The other post-Leatherman decisions cited by the Appellee are similarly limited qualified immunity decisions involving only individual defendants. See, e.g., Gonzalez v. Reno, 325 F.3d 1228 (11th Cir.2003) (determining whether three individual defendants were entitled to qualified immunity); Cottone v. Jenne, 326 F.3d 1352 (11th Cir.2003) (determining whether six individual defendants were entitled to qualified immunity); Dalrymple v. Reno, 334 F.3d 991 (11th Cir.2003) (determining only whether Attorney General Janet Reno was entitled to qualified immunity). The Defendant has not called to our attention any opinion, subsequent to Leatherman, applying a heightened pleading standard in a case involving defendants that could not raise qualified immunity as a defense. At least two of our post-Leatherman cases have in fact recognized that the heightened pleading standard is only applicable in § 1983 suits against individuals to whom qualified immunity is available. See, e.g., Laurie v. Ala. Court of Crim. Appeals, 256 F.3d 1266, 1275-76 (11th Cir.2001) (“ ‘Heightened pleading is the law of this circuit’ when § 1983 claims are asserted against government officials in their individual capacities.”) (citing GJR, 132 F.3d at 1367-68); Kyle K. v. Chapman, 208 F.3d 940, 944 (11th Cir.2000) (recognizing “heightened pleading requirement applicable to section 1983 actions against individual government officials”).

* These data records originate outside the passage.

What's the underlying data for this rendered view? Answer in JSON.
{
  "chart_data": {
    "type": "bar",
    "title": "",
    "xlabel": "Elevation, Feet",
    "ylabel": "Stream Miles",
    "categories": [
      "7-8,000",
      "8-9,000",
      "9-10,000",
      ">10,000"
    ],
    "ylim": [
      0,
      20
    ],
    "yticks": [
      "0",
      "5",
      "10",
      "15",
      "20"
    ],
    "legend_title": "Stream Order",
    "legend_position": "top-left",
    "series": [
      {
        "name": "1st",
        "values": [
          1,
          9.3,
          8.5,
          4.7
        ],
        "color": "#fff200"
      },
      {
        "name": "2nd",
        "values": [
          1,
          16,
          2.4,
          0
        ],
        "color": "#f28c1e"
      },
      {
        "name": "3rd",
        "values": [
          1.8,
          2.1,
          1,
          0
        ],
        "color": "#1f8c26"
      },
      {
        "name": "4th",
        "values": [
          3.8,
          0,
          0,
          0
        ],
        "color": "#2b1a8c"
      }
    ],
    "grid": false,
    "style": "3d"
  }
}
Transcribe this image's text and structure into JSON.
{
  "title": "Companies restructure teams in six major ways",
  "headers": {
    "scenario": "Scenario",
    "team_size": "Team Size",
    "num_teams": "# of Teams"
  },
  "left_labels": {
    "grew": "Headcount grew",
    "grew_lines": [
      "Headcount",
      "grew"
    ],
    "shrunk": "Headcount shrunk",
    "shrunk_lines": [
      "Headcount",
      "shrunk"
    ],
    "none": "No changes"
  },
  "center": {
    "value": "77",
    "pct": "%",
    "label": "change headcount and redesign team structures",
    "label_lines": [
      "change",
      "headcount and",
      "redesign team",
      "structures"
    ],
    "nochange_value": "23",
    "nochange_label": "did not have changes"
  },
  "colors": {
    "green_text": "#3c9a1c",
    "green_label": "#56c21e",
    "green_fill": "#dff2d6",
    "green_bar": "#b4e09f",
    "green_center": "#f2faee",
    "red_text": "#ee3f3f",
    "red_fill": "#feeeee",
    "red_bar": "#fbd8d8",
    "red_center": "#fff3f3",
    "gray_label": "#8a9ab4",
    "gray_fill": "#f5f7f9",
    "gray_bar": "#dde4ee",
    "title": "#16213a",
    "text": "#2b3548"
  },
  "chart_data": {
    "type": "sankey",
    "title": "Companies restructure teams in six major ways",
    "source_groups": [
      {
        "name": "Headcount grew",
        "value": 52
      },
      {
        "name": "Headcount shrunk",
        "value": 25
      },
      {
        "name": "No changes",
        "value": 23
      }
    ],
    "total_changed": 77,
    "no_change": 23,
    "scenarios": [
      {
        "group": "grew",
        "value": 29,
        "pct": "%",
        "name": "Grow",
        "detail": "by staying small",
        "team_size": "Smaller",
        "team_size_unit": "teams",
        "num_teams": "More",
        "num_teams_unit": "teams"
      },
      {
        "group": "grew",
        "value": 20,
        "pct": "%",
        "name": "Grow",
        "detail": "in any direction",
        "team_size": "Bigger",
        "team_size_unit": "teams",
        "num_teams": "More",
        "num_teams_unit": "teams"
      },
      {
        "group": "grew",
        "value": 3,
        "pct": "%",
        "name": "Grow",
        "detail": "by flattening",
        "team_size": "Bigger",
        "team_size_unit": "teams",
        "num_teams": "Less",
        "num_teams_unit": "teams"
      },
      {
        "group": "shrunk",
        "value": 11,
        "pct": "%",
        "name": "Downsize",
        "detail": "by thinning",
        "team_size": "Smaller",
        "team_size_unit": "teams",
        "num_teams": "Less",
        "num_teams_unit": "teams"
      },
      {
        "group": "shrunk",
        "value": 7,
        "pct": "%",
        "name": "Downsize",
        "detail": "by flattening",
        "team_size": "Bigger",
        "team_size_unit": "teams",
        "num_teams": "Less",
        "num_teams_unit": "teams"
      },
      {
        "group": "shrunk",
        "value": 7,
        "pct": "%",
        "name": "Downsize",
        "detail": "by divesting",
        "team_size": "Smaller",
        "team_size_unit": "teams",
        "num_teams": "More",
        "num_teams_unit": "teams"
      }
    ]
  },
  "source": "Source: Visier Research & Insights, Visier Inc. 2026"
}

Under the circumstances, we are not bound by the prior panel rule to follow dicta which has specifically been rejected by the Supreme Court. Leatherman overturned our prior decisions to the extent that those cases required a heightened pleading standard in § 1983 actions against entities that cannot raise qualified immunity as a defense. Our post-Leatherman precedent does not require a different result.
We therefore REVERSE the judgment of the district court and REMAND the action. so that the court may evaluate the sufficiency of the Plaintiff's second amended complaint without applying a heightened pleading standard.
REVERSED AND REMANDED.
1. Plaintiff's initial complaint asserted claims against Larry E. Stanton in his official capacity only. Plaintiff amended the complaint in order to name Stanton in his individual capacity only. Thereafter, the district court granted Stanton's motion to dismiss, finding that he was entitled to qualified immunity.